I have often seen the queries written in SQL in CAPITAL LETTERS. Though I think SQL is not case sensitive, why do most of them prefer to write in CAPITAL LETTERS ? Is it just a matter of choice or does it have some logic?
Keywords in SQL are case-insensitive for the most popular DBMSs. The computer doesn't care whether you write SELECT , select, or sELeCt ; so, in theory, you can write however you like.
Capitalizing those keywords helps you visually separate the separate clauses. This is especially handy when in one of those tricky debugging situations where you're outputting your SQL in an HTML comment, then copy-pasting into a console.
Table names are stored in lowercase on disk and name comparisons are not case-sensitive. MySQL converts all table names to lowercase on storage and lookup. This behavior also applies to database names and table aliases.
No, by default, SQL is not case-sensitive. Whenever you see capitalized letters in SQL queries it's because of a naming convention. Your query would run just the same even if you write your SQL keywords in all caps or not.

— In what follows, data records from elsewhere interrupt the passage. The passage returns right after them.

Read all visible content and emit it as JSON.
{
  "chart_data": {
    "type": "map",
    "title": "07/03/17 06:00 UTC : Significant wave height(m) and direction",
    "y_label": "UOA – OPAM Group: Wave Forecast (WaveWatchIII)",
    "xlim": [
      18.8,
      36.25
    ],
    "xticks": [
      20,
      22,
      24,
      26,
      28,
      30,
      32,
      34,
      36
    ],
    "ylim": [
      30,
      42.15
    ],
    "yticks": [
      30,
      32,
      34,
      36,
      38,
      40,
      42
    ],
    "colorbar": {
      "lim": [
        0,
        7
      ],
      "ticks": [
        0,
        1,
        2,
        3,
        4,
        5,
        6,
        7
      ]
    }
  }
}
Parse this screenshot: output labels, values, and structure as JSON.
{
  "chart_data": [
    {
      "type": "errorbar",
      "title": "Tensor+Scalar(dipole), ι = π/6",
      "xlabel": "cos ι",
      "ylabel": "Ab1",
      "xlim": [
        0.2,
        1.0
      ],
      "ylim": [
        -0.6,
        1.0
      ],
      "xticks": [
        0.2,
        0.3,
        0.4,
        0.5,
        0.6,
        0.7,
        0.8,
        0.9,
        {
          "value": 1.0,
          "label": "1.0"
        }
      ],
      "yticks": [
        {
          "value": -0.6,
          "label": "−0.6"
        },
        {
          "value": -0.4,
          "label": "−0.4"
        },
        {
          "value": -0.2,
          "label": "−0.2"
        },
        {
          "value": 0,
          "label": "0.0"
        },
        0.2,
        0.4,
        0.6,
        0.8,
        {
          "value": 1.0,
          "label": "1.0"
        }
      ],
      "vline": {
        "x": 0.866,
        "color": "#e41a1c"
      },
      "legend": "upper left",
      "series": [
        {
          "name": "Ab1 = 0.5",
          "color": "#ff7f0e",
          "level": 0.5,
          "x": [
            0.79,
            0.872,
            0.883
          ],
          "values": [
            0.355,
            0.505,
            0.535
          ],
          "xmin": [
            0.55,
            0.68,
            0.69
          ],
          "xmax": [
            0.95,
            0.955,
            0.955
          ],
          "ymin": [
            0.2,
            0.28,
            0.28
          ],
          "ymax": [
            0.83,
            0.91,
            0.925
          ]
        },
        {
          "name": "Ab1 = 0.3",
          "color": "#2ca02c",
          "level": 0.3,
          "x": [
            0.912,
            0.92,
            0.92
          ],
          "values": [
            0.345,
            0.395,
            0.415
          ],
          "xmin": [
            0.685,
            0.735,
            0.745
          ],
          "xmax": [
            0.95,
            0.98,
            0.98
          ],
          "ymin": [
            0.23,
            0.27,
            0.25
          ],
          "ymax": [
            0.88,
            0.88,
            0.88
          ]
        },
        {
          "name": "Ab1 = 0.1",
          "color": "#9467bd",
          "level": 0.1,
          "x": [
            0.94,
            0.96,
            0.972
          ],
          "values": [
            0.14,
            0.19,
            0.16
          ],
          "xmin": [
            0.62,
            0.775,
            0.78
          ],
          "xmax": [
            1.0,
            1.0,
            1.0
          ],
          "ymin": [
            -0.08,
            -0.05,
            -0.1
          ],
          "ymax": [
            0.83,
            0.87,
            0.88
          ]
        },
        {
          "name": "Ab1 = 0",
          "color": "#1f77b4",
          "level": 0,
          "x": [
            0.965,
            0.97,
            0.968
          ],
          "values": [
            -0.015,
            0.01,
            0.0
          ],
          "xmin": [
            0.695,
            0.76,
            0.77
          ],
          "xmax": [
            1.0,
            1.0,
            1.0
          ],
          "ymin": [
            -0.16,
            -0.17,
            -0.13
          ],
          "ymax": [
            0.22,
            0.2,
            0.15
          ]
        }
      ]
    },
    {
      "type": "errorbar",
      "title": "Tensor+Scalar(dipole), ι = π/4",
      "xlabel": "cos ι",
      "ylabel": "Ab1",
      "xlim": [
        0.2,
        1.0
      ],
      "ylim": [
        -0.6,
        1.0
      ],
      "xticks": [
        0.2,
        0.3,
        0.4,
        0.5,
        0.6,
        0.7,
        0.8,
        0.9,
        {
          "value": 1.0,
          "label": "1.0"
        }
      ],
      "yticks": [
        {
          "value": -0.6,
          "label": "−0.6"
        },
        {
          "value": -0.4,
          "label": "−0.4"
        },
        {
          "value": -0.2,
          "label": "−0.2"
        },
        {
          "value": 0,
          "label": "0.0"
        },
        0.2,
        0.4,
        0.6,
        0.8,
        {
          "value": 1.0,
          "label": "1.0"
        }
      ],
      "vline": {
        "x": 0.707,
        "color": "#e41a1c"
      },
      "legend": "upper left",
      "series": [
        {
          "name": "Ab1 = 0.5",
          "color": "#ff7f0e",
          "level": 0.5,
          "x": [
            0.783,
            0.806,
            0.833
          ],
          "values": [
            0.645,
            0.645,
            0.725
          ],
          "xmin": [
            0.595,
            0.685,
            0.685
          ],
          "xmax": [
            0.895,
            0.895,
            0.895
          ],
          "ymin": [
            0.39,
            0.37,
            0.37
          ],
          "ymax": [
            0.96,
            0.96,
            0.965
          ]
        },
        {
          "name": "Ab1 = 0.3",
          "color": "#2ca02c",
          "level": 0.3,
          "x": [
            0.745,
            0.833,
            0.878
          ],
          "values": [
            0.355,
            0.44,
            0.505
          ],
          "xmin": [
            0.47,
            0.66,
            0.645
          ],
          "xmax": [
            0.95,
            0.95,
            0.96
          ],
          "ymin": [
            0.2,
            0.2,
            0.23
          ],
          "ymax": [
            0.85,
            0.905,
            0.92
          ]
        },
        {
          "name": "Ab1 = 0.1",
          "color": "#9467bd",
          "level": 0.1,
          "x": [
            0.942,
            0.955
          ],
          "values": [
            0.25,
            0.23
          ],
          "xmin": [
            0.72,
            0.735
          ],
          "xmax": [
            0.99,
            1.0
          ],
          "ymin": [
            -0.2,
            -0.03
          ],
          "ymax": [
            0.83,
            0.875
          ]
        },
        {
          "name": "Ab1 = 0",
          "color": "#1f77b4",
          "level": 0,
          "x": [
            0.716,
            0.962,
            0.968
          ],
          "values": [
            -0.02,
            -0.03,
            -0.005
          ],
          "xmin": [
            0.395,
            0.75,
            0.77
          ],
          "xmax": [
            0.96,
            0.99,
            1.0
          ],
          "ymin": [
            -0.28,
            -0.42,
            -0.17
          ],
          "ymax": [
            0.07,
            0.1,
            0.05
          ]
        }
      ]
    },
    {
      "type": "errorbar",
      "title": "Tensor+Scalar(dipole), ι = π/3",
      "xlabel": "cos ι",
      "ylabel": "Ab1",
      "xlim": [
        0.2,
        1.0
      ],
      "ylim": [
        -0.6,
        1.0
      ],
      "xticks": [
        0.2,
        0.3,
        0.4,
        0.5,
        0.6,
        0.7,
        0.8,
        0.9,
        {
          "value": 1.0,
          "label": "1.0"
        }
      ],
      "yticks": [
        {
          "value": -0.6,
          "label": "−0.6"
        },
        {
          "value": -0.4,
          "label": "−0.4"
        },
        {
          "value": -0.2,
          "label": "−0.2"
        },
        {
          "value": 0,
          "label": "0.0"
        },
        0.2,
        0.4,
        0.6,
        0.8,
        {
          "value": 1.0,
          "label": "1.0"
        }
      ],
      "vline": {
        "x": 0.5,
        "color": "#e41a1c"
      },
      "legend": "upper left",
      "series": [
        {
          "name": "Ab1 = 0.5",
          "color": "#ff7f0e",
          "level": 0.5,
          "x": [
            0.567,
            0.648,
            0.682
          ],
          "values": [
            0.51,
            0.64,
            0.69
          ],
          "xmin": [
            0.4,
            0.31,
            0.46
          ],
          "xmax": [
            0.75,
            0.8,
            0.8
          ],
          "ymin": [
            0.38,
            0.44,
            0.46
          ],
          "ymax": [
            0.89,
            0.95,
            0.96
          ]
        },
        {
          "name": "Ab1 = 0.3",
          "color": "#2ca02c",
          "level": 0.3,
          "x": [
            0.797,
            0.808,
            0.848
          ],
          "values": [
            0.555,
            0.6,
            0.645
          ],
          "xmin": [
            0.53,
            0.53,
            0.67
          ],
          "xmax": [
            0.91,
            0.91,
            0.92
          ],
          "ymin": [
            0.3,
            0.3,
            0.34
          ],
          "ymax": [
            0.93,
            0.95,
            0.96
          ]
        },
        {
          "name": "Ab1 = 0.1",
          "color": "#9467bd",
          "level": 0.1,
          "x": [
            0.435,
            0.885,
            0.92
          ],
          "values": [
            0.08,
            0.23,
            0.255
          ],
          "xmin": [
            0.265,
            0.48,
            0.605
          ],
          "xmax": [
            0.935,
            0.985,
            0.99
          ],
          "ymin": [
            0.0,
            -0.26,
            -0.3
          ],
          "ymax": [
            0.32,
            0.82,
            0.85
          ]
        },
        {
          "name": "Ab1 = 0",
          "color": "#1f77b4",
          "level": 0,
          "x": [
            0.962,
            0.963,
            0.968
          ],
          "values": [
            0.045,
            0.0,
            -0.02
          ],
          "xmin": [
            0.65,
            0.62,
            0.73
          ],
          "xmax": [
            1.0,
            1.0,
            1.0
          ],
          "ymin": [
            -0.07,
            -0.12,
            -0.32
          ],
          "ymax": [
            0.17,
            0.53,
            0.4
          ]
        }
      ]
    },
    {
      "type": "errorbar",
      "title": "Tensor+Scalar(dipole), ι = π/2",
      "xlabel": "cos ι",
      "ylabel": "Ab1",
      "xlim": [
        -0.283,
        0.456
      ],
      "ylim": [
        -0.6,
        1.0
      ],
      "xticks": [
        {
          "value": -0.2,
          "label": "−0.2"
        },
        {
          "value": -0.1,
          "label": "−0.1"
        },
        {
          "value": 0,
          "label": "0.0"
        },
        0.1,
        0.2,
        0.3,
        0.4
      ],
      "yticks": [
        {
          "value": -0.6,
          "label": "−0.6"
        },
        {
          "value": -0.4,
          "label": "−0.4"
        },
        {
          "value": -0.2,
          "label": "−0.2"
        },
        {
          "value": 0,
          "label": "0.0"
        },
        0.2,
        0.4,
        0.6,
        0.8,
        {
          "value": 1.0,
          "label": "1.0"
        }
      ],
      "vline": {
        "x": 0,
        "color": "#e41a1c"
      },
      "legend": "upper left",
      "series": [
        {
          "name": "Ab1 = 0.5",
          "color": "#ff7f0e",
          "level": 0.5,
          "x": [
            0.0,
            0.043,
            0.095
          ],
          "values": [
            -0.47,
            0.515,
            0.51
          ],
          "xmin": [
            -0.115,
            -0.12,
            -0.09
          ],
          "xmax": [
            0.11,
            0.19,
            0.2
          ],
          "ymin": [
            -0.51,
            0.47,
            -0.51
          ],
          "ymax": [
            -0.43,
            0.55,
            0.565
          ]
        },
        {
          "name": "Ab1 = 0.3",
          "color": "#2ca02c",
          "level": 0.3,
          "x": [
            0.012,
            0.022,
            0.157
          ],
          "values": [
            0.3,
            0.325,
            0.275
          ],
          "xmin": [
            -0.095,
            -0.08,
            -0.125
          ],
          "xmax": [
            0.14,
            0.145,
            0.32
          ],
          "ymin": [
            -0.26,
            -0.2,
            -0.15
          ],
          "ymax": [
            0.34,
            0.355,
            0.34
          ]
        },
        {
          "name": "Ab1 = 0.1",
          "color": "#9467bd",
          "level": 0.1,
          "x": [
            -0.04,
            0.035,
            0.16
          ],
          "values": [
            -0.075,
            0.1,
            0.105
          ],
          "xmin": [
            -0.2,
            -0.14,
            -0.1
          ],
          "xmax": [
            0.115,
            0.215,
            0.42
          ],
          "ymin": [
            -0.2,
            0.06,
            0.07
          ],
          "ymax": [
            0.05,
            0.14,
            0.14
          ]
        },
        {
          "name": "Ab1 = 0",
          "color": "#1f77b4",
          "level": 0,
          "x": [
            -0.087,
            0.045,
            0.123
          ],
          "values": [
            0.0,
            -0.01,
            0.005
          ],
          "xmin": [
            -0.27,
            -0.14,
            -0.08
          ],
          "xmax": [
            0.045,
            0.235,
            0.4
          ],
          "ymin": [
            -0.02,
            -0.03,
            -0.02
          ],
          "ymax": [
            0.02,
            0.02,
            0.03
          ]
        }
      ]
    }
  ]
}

It was meant for readability. Before, SQL was written in plain-text editors (no syntax/code highlighting) and keywords needed to be differentiated for better readability and maintenance.
SELECT column_name FROM table_name WHERE column_name = column_value
vs
select column_name from table_name where column_name = column_value
See the difference? The first word in each line told the reader exactly what was going on (selecting something from somewhere where something).
But now with syntax-highlighting, there's really no point. But it IS a best practice and allows SQL developers to be on the same page/style while developing.